午後10時、時間の不足を惜しみながら散会した。恩恵の溢れる会合であった。
1月20日(月) 晴
昨夜から風が強く、寒気が厳しい。大責任を終えて、肩から重荷が落ちたように感じた。
京都から便利堂の主人が来て、相連れ立って和歌之浦見物に出かけた。久しぶりに住吉神社を見舞い、その古風な社殿を賞し、南海電車で泉南の平野を馳せ、茅渟海(ちぬのうみ)の波の荒ぶる状(さま)を眺めながら、午後1時半に和歌之浦に着いた。
そこで昼飯を取り、旧友相共に古い事と新しい事とを語った。寒風が強かったので、思う存分に風景を楽しめなかったけれども、少なからず心思を慰められて、7時に大阪に帰った。この夜久し振りに、常習に倣って、10時前に就寝できた。
1月21日(火) 晴
風未だ止まず。芦屋に行き、好本督(よしもとただす)君を訪れ、盲人伝道に関して君の相談を受けた。また江原万里の新家庭を見舞い、新婦に会って、我が子に会うかのように感じた。大阪に帰り、午後6時大阪クラブに行き、住友吉左衛門氏の懇篤(こんとく)な饗応を受けた。
私が日本の富豪の饗応を受けたのは、これが生れて始めてであった。令息寛一君との霊的関係が、ここに至らしめたのである。
1月22日(水) 半晴
近頃新婦を迎えたある家庭を訪問し、その上に祝福が加わるように祈った。午後永広堂主人に伴われて宝塚に遊び、鉱泉に浴し、大阪における疲労の一部分を洗い去った。途中で摂津の中山寺と清荒神(きよしこうじん)とを見た。
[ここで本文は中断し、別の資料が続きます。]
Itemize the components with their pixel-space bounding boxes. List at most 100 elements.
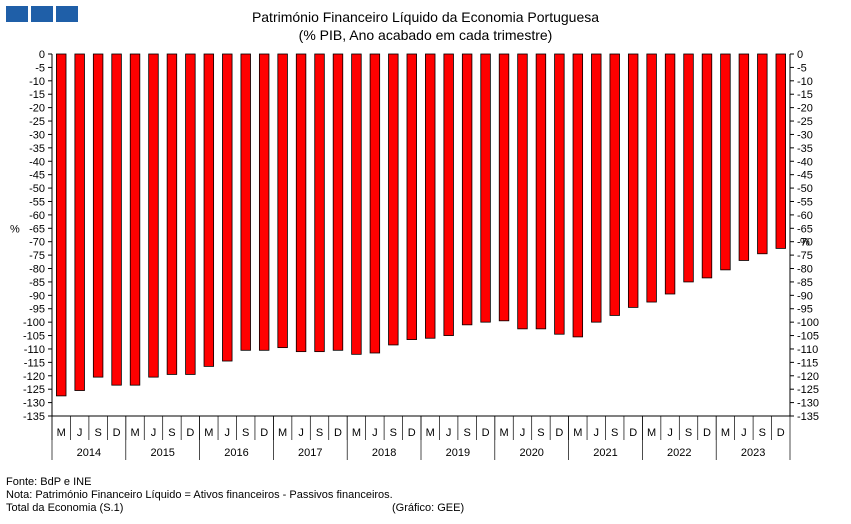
y-tick-label-right: -135 <box>797 411 819 423</box>
data-bar <box>295 53 307 353</box>
y-tick-label-right: -95 <box>797 304 813 316</box>
x-quarter-label: M <box>130 427 139 439</box>
data-bar <box>92 53 104 378</box>
data-bar <box>701 53 713 279</box>
x-year-label: 2022 <box>667 447 691 459</box>
chart-title: Património Financeiro Líquido da Economi… <box>251 9 600 25</box>
data-bar <box>314 53 325 353</box>
x-quarter-label: S <box>168 427 175 439</box>
y-tick-label-right: -5 <box>797 62 807 74</box>
x-quarter-label: M <box>352 427 361 439</box>
x-quarter-label: M <box>426 427 435 439</box>
x-quarter-label: J <box>446 427 452 439</box>
data-bar <box>720 53 731 271</box>
x-quarter-label: J <box>298 427 304 439</box>
data-bar <box>757 53 768 255</box>
y-tick-label-right: -35 <box>797 143 813 155</box>
x-quarter-label: J <box>372 427 378 439</box>
y-tick-label-left: -75 <box>29 250 45 262</box>
y-tick-label-right: -100 <box>797 317 819 329</box>
x-quarter-label: J <box>667 427 673 439</box>
gee-logo <box>6 6 78 22</box>
y-tick-label-left: -60 <box>29 210 45 222</box>
y-tick-label-right: -30 <box>797 129 813 141</box>
data-bar <box>646 53 657 303</box>
y-tick-label-right: -80 <box>797 264 813 276</box>
data-bar <box>627 53 639 308</box>
x-quarter-label: D <box>186 427 194 439</box>
y-tick-label-right: -90 <box>797 290 813 302</box>
data-bar <box>148 53 159 378</box>
data-bar <box>332 53 344 351</box>
data-bar <box>74 53 85 391</box>
data-bar <box>203 53 215 367</box>
y-tick-label-left: -20 <box>29 103 45 115</box>
y-tick-label-right: -55 <box>797 196 813 208</box>
y-tick-label-left: -25 <box>29 116 45 128</box>
data-bar <box>240 53 251 351</box>
y-tick-label-left: -55 <box>29 196 45 208</box>
logo-block <box>56 6 78 22</box>
y-tick-label-left: -120 <box>23 371 45 383</box>
x-year-label: 2023 <box>741 447 765 459</box>
data-bar <box>591 53 602 323</box>
y-tick-label-left: -125 <box>23 384 45 396</box>
y-tick-label-right: -105 <box>797 331 819 343</box>
x-quarter-label: M <box>647 427 656 439</box>
y-tick-label-left: -110 <box>24 344 45 356</box>
data-bar <box>517 53 528 330</box>
logo-block <box>6 6 28 22</box>
x-quarter-label: J <box>77 427 83 439</box>
data-bar <box>775 53 786 249</box>
y-tick-label-right: -75 <box>797 250 813 262</box>
x-quarter-label: D <box>629 427 637 439</box>
x-quarter-label: D <box>408 427 416 439</box>
y-tick-label-right: -25 <box>797 116 813 128</box>
x-quarter-label: S <box>685 427 692 439</box>
chart-title-block: Património Financeiro Líquido da Economi… <box>0 8 851 44</box>
y-tick-label-right: -20 <box>797 103 813 115</box>
x-year-label: 2019 <box>446 447 470 459</box>
chart-subtitle: (% PIB, Ano acabado em cada trimestre) <box>298 27 553 43</box>
x-year-label: 2014 <box>77 447 101 459</box>
y-tick-label-left: -130 <box>23 398 45 410</box>
y-tick-label-right: -85 <box>797 277 813 289</box>
x-quarter-label: M <box>499 427 508 439</box>
data-bar <box>425 53 436 339</box>
data-bar <box>738 53 750 261</box>
y-tick-label-left: -65 <box>29 223 45 235</box>
y-tick-label-right: -65 <box>797 223 813 235</box>
y-tick-label-right: -115 <box>797 357 818 369</box>
x-year-label: 2016 <box>224 447 248 459</box>
x-quarter-label: D <box>113 427 121 439</box>
y-tick-label-left: -95 <box>29 304 45 316</box>
y-tick-label-left: -85 <box>29 277 45 289</box>
data-bar <box>388 53 399 346</box>
sector-note: Total da Economia (S.1) <box>6 502 124 514</box>
data-bar <box>351 53 362 355</box>
data-bar <box>683 53 694 283</box>
y-tick-label-right: -125 <box>797 384 819 396</box>
y-tick-label-right: -45 <box>797 170 813 182</box>
x-quarter-label: S <box>390 427 397 439</box>
y-tick-label-right: -60 <box>797 210 813 222</box>
data-bar <box>443 53 454 336</box>
x-quarter-label: S <box>759 427 766 439</box>
data-bar <box>535 53 547 330</box>
y-tick-label-left: -70 <box>29 237 45 249</box>
x-year-label: 2015 <box>150 447 174 459</box>
y-tick-label-right: -110 <box>797 344 818 356</box>
y-tick-label-right: -120 <box>797 371 819 383</box>
x-quarter-label: D <box>703 427 711 439</box>
data-bar <box>258 53 270 351</box>
data-bar <box>664 53 676 295</box>
x-year-label: 2020 <box>519 447 543 459</box>
y-tick-label-right: -10 <box>797 76 813 88</box>
y-tick-label-left: -115 <box>24 357 45 369</box>
x-quarter-label: S <box>463 427 470 439</box>
y-tick-label-left: -45 <box>29 170 45 182</box>
data-bar <box>111 53 122 386</box>
data-bar <box>56 53 67 397</box>
x-quarter-label: D <box>555 427 563 439</box>
x-quarter-label: J <box>151 427 157 439</box>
前者は聖徳太子以来の古刹(こさつ)、後者は近代式の流行神(はやりがみ)である。仏教にもキリスト教におけると同様に、清俗の二種がある。
大阪に帰り、午後7時22分発の列車で帰途に就いた。滞留5日、いわゆる東洋のマンチェスターの煙と埃(ほこり)とは厭(あ)き厭きした。しかし、戦争は敗北ではなかった。再び来て攻撃を続けるであろう。
1月23日(木) 好晴
夜は富士山下に明け、足柄山以東の原野は、一点の雲もない晴天に輝いて、私が帰るのを迎えた。横浜に至れば社員、品川に至れば家人は私を待ち受け、相携えて家に帰った。
頭脳(あたま)は疲れ、咽喉(のど)は爛(ただ)れ、苦戦の跡が著しかった。二三日は休息である。家ほど休むに良い所は無い。相変わらず数十通の書簡が待っていた。
その内に、宮崎県都城町日本基督教会牧師、園部丑之助君からの信書の中に、以下のような言葉があった。
「吾(わ)が教会信者が皆吾人(ごじん)と同一信仰(再臨の信仰)に依りて従来養はれ来りしを感謝致し候。当町に組合派も有之(これあり)。過日の岡山御講演に出席して失望したと申さるゝは勿論に候が、同派信者中小生方へ参りて、此の空所を充たさんと努力なし居る向きも有之候云々」と。
分別は、どこにおいても始まっている。これを信じる者と、信じない者と、キリスト教界は、今や判然と二派に分れつつある。
1月24日(金) 曇
家で終日休養、心地よい休日であった。大阪大会有志晩餐会において述べられた、多くの興味ある感想の中で、最も強く私の心を動かした者は、次のような者であった。
神戸在留の広東(かんとん)人、張金棟君は、日本語をよく語り得る支那人であるが、君の言葉によれば、君は今から三年前に、ある古本屋で、金5銭で「求安録」の古本1冊を買い求め、これを読んで自分の罪を悟り、悔改めてキリスト信者となり、続いて他の同国人を導き、今や一小教会を設立するに至ったとの事であった。
私はこの実験談を聞いて思った、為すべきは信仰的著述である、この一人の支那人を救うことが出来て、私が著述のために費やした労力は尽(ことごと)く償われたと。
何も、何十版を重ねて、世の熱狂的歓迎を博するに及ばない。この一人を救うことが出来れば、それで足りるのである。私が今回大阪に行って得た最大の獲物(えもの)は、この一事である。
ああ神よ、今から26年前に熊本市外託摩ケ原槙樹(まき)の下において、古い支那鞄を台にして書いたこの書が、今日この果(み)を結ぶに至ったのは、何という恩恵でしょうか、感謝云々。